Behavior On and Execute Behavior



  • I have no idea who came up with the way it works now, but it needs to change.

    Here’s my suggestion.

    Make behavior on enable the selected behavior, but not execute it.
    Make Execute behavior execute a behavior if it is on, and add a skip events toggle which causes the executed behavior to not execute its children. Optionally, add a Boolean output where true is executed successfully, false is behavior disabled.



  • @Thecheater887

    Yes, there's some inconsistency, missed opportunities for logic coordination/creation/condensation and poorly communicated/expressed conventions/processes and other issues being ignored in the way "Behaviours" have their states changed and are utilised.

    Listing things, for clarity:

    Behaviour On should simply turn a Behaviour On, not execute it.
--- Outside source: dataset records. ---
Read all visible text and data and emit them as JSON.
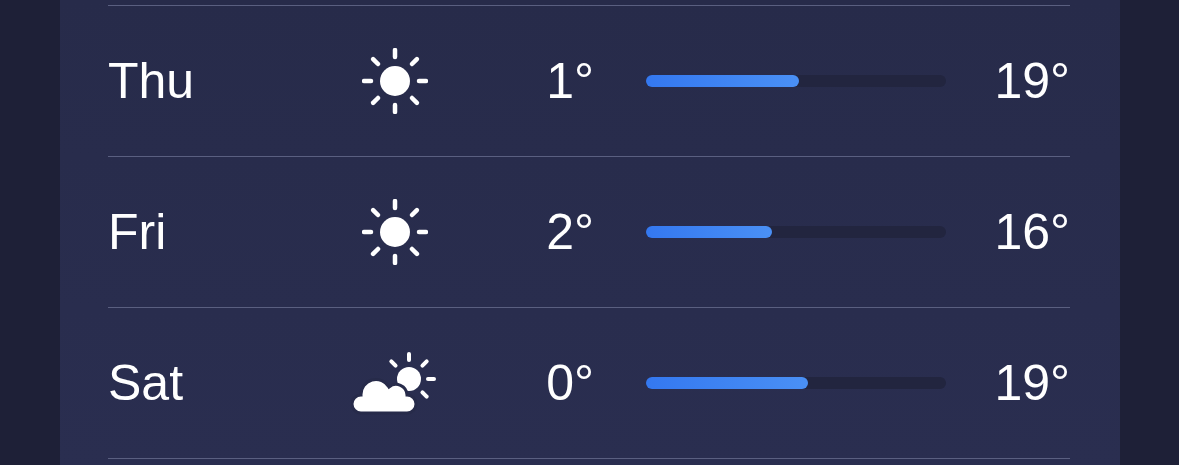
{
  "days": [
    {
      "day": "Thu",
      "kind": "sun",
      "low": "1°",
      "level": 0.51,
      "high": "19°"
    },
    {
      "day": "Fri",
      "kind": "sun",
      "low": "2°",
      "level": 0.42,
      "high": "16°"
    },
    {
      "day": "Sat",
      "kind": "partly-cloudy",
      "low": "0°",
      "level": 0.54,
      "high": "19°"
    }
  ]
}
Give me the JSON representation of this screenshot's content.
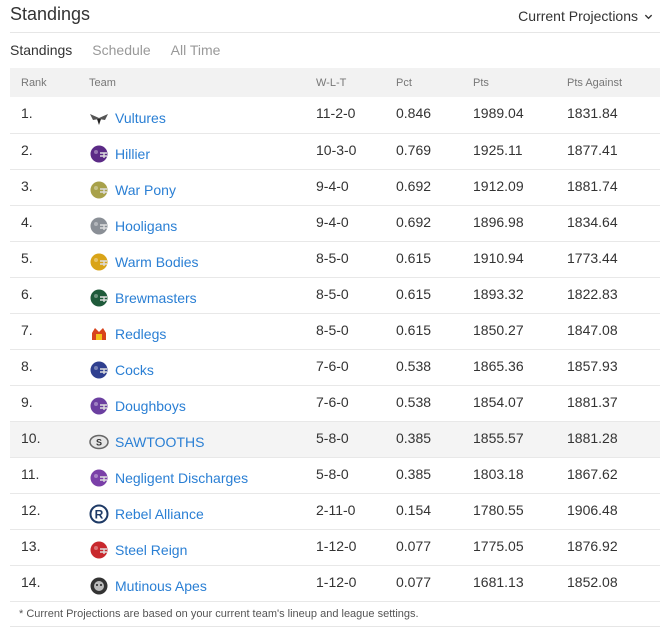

This permits the subsequent executions of a branch of Behaviours to perform differently than in prior runs, and is an incredibly powerful feature. Oddly, this is the default way in which this works if there's Behaviours above the behaviour being turned on, but not if the Behaviour is parentless.
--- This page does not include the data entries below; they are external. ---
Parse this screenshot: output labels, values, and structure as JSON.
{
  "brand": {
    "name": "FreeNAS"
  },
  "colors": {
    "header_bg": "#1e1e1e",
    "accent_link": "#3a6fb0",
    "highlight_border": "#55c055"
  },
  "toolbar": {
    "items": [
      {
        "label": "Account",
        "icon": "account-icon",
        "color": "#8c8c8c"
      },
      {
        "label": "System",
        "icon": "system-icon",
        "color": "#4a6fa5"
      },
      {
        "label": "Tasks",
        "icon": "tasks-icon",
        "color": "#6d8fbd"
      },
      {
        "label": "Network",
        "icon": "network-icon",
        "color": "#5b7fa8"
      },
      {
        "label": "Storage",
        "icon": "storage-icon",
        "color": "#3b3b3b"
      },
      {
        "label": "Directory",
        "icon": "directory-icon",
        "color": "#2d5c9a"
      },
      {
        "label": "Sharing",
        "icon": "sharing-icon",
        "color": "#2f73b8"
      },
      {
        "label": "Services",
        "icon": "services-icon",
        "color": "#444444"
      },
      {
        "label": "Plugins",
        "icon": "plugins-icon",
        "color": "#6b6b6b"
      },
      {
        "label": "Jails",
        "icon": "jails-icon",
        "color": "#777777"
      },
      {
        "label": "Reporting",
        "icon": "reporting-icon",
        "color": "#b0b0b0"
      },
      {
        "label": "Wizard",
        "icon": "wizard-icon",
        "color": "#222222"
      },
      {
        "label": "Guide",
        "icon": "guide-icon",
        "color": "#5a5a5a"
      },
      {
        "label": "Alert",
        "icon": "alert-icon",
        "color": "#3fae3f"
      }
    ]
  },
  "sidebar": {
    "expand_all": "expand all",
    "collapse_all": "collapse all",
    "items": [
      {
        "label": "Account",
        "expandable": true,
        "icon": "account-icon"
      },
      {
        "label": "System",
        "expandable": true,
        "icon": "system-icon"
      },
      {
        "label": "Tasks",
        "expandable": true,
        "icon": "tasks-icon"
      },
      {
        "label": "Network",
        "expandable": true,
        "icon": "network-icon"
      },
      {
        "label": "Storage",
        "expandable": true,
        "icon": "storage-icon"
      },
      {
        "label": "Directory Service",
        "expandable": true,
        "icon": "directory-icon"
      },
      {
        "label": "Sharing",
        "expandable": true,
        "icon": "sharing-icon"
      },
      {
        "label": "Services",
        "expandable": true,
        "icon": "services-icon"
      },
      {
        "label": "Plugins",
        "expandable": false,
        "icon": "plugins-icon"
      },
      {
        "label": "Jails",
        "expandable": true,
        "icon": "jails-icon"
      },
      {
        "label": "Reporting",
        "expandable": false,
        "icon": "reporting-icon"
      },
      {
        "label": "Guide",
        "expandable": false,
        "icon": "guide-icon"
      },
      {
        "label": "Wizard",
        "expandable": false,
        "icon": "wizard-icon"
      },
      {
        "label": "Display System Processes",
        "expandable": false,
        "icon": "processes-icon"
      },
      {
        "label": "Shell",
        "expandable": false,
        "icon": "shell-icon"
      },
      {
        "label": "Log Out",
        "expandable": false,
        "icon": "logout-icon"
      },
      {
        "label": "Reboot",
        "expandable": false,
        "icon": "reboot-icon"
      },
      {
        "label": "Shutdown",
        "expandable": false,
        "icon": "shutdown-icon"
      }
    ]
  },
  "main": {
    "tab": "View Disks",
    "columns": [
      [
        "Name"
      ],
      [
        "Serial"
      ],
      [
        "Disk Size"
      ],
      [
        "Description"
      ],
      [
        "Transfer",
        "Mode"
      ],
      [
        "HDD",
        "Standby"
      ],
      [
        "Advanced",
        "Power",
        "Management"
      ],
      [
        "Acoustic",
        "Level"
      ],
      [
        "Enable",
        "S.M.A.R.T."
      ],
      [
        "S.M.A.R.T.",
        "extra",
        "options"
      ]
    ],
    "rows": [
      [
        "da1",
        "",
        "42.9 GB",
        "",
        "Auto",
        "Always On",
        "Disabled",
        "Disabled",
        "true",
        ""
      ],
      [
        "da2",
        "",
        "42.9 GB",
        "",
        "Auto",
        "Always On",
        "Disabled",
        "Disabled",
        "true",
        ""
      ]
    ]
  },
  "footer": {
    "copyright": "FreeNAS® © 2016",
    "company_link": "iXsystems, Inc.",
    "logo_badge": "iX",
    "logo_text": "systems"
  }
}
    Parentless "on" state changes, without execution, require the use of Receive Message, which requires the use of a broadcast and further branching.

    Behaviour On, ideally, should never execute a behaviour, simply change its state from off to on.

    Execute Behaviour should only execute a behaviour, even if it's off, without otherwise changing its state to on. It's a function call, in this sense.

    Ideally, then, both Execute Behaviour and "Behaviour State" are the two terms that should be used, and can be combined into a single block.

    Behaviour Control

    Within this, a behaviour can be chosen to be executed (activated or invoked) and/or have its state changed (from off to on and vice-versa).

    Done with the ability to operate on more than one behaviour, and this becomes a gate and state tool of significance to the usage and capabilities of visual logic within hyperPad, and a meaningful gateway to understanding how to best structure visual code.


    This opens the gate to considering the path to switches and a better branching system(s).